Of the large amount of papers that are being put forward for debunking faster than light neutrinos one in particular caught my eye. On Thursday a paper by Andrew G. Cohen and Sheldon L. Glashow about faster than light neutrinos losing energy rapidly and not making the 730km at superluminal speed. This post pulls together a lot of threads and I link to previous posts in the text to provide the relevant background.
The fundamental forces, the rule book for they way the Nature interacts with itself, are communicated to the Universe via things called fields. A good visual example of a field is putting iron filings near a bar magnet - this is the electromagnetic force field made visible. Every particle with an electric charge, e.g. the electron, emits a similar electromagnetic field. These force fields move at the speed limit of the universe - the speed of light. If the speed of light is slowed down, as it is in water or glass, then it is not against the laws of Nature for charged particles to out run light. If this is the case then the charged particles produce flashes of light known as Cherenkov radiation which takes energy away from the particle until it’s speed is less than light in water (or some other medium). For more info on Cherenkov light please read this previous post.
Neutrinos are ghostly as I have said many times and interact rarely with the Universe. On the rare occasion they do interact it is via the weak nuclear force. Because the neutrino feels this weak force, Cohen and Glashow put forward the argument that neutrinos would lose energy by a similar process to Cherenkov radiation. Instead of a burst of light however you would get a burst of weak force. Particles of light, photons, are the force carriers of the electromagnetic force and are the things released in Cherenkov radiation. The Z0 weak force carrier is essentially just a heavy version of the photon and it is this that is released in the burst of weak force.
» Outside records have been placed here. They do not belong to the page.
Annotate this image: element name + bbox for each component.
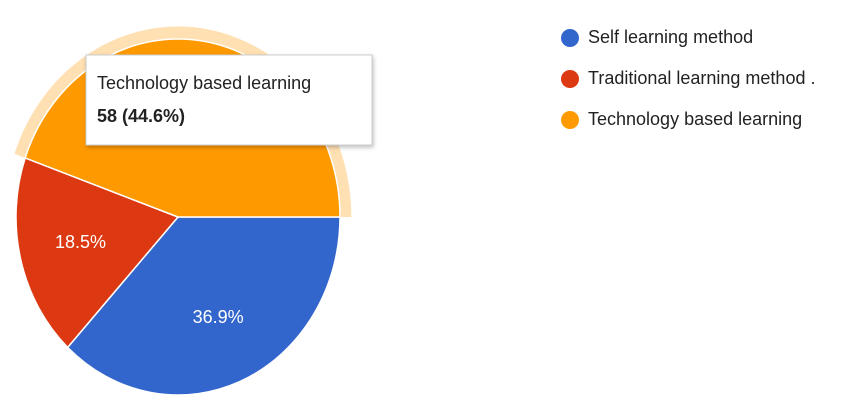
legend: Self learning method Traditional learning…: [561, 27, 815, 129]
tooltip-value: 58 (44.6%): [97, 106, 185, 126]
slice-label: 36.9%: [193, 307, 244, 327]
tooltip-title: Technology based learning: [97, 73, 311, 93]
legend-label: Technology based learning: [588, 109, 802, 129]
legend-label: Traditional learning method .: [588, 68, 815, 88]
slice-label: 18.5%: [55, 232, 106, 252]
legend-swatch: [561, 29, 579, 47]
legend-label: Self learning method: [588, 27, 753, 47]
legend-swatch: [561, 111, 579, 129]
legend-swatch: [561, 70, 579, 88]
slice: [15, 156, 180, 349]
slice: [66, 216, 341, 396]
tooltip: Technology based learning 58 (44.6%): [85, 54, 373, 146]
tooltip-box: [85, 54, 373, 146]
The weak force carriers can’t live out in the real world for too long, due their heavy size they are unstable. They quickly die and give birth to matter and anti-matter. When Z0 dies it can produce pairs of electron and antielectron (positron)(a). In this process the neutrino loses energy until it reaches a lower limit (terminal energy) of about 12.5GeV. The OPERA experiment has however seen neutrinos with energy above this - with average energy about 17.5GeV. Quoting the paper “…observation of neutrinos with energies in excess of 12.5 GeV cannot be reconciled with the claimed superluminal neutrino velocity measurement.”
(a) The Z0 can also produce neutrino-antineutrino pairs, but the energy constraint here is less marked. Neutrinos can also lose energy by emitting light as well through a complicated self interation of the other weak force carriers the W± but this process is also not too important for this discussion.